NFL tackles gender norms

Katie Sowers is the first female to coach in the Super Bowl.

Sowers+is+the+first+female+and+is+the+first+openly+gay+NFL+coach+in+the+Super+Bowl.

AP Photo/Josie Lepe

Sowers is the first female and is the first openly gay NFL coach in the Super Bowl.

Taylor Ann Hartley, Online-Editor-in-Chief

The offensive assistant of the San Francisco 49ers will make history on Super Bowl Sunday. Katie Sowers is the first woman to coach in the Super Bowl and she is only one of three women that coach in the NFL. The other two, Lori Locust and Maral Javadifar, made NFL history with the Buccaneers when they became the first full-time female coaches in franchise history. Sowers also holds the titles of the second woman to be hired as a full-time assistant coach and the first openly gay NFL coach.

As an offensive assistant, Sower’s job consists mostly of grunt work. She helps organize practices, and she spends late nights drawing plays on cards for the scout team and early mornings prepping drills.

Sowers isn’t the only female to break ground in the NFL. During the game between the New England Patriots and the Los Angeles Chargers on Jan. 12, Sarah Thomas served as the down judge, making her the first female to officiate an NFL playoff game.
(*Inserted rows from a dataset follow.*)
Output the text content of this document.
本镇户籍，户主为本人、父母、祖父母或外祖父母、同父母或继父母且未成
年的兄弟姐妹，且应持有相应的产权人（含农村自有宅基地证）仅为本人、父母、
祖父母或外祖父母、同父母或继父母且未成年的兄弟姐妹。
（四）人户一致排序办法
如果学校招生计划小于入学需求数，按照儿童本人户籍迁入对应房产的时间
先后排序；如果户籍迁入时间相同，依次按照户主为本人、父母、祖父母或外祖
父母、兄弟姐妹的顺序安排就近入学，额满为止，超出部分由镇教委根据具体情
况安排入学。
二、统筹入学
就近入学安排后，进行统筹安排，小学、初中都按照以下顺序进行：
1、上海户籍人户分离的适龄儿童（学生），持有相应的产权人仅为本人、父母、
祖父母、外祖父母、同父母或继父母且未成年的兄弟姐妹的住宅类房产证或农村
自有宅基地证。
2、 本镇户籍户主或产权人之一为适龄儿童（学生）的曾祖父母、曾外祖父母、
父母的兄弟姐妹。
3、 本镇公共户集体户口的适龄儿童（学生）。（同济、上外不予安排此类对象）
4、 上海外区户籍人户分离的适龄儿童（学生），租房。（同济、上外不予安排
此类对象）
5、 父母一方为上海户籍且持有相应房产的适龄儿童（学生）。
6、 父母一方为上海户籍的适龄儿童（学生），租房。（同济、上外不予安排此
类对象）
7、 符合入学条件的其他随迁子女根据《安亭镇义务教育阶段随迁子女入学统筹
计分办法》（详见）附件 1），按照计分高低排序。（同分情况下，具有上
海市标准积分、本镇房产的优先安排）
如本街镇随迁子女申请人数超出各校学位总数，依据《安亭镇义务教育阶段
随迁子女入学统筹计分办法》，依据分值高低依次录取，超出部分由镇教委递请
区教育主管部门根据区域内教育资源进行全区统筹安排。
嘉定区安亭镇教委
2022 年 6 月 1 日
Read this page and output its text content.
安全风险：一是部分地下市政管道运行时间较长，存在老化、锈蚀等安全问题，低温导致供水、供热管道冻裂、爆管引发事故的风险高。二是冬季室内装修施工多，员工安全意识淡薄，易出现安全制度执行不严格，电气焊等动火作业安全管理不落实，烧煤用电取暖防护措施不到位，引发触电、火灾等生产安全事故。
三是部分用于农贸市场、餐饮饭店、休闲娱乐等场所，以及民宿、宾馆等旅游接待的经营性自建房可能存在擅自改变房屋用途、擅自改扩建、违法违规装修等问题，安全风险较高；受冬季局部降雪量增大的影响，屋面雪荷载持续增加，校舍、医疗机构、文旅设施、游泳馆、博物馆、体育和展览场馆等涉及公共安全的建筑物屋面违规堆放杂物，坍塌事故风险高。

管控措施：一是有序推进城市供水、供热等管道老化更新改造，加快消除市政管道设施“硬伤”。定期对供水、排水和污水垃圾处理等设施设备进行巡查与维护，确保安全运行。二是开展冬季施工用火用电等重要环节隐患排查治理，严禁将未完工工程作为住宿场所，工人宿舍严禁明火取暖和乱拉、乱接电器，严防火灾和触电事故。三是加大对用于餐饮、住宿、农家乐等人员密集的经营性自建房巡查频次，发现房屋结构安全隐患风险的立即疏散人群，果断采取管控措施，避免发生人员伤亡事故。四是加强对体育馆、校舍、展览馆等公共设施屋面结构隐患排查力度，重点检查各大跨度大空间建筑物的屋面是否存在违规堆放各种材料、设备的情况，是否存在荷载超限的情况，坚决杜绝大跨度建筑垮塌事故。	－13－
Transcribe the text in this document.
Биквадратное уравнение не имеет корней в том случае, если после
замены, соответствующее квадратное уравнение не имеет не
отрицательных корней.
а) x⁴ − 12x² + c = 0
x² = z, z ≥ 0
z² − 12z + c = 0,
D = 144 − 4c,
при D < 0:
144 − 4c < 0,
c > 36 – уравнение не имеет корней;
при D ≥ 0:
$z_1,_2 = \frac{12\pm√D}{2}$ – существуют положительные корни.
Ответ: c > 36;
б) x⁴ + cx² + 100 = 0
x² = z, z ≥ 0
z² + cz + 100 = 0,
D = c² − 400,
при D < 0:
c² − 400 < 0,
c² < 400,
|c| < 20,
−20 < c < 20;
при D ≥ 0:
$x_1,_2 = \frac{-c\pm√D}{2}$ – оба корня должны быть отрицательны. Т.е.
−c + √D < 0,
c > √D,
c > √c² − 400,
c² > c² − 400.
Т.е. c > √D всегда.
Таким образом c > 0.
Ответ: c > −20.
Although Sower’s gender is a factor in her newfound fame, it is not a factor in the locker room or on the field. Many of the players have stated her presence makes practice more fun for the players. 

“The best compliment – I don’t know if this is right to say – she’s like one of the guys in there,” said 49ers General Manager John Lynch. “It’s awesome. It’s inspired us. I’ve got three daughters, and I think it’s really cool for girls to realize they can dream to do this.”

During the Super Bowl, Sowers appeared in an ad for Microsoft. “I’m not just here to be the token female,” she says in the ad. “I’m here to help us win.” She hopes that young girls that see her both in the commercial and on the field will be inspired to live their dream like she is.

“I’m waiting for someone to tell me this is all a joke, and they’re going to be like, ‘Sike – you’re not really there, you’re not really a football coach,'” Sowers said. “It’s one of those things that [make] you really start to look around you and take advantage of every single day.”

Sowers is also inspiring people in the Reagan community as well. Sophomore Angelica Ferria has first-hand experience as a female in the male-dominated football world because she is one of two females on the Reagan Football team.

“I think it’s so awesome. It shows that things are changing and it gives me hope. I’m still trying to get used to the number of questions and attention I get for being on the Reagan football team. I can only imagine how accomplished she must feel.”

Sowers may be living her dream now, but her journey there has not been the easiest. It has taken countless hours of work and a bit of luck. In 2016, she received a chance as an offensive intern during training camp, working with wide receivers coach Raheem Morris on organizing and conducting practice drills.

“I knew I had a long road ahead of me if I wanted to be an NFL coach,” Sowers said. “I didn’t have the opportunity to play on a college team. I didn’t have the opportunity to break down film. I didn’t have the opportunity to network like a lot of people did. But I was up for the challenge.” 

Sowers is breaking ground now and will continue to throughout her career. She hopes more girls will follow her lead in the future.

“You have to have a first for everything to create change,” Sowers said. “But I want to make sure I’m not the last.”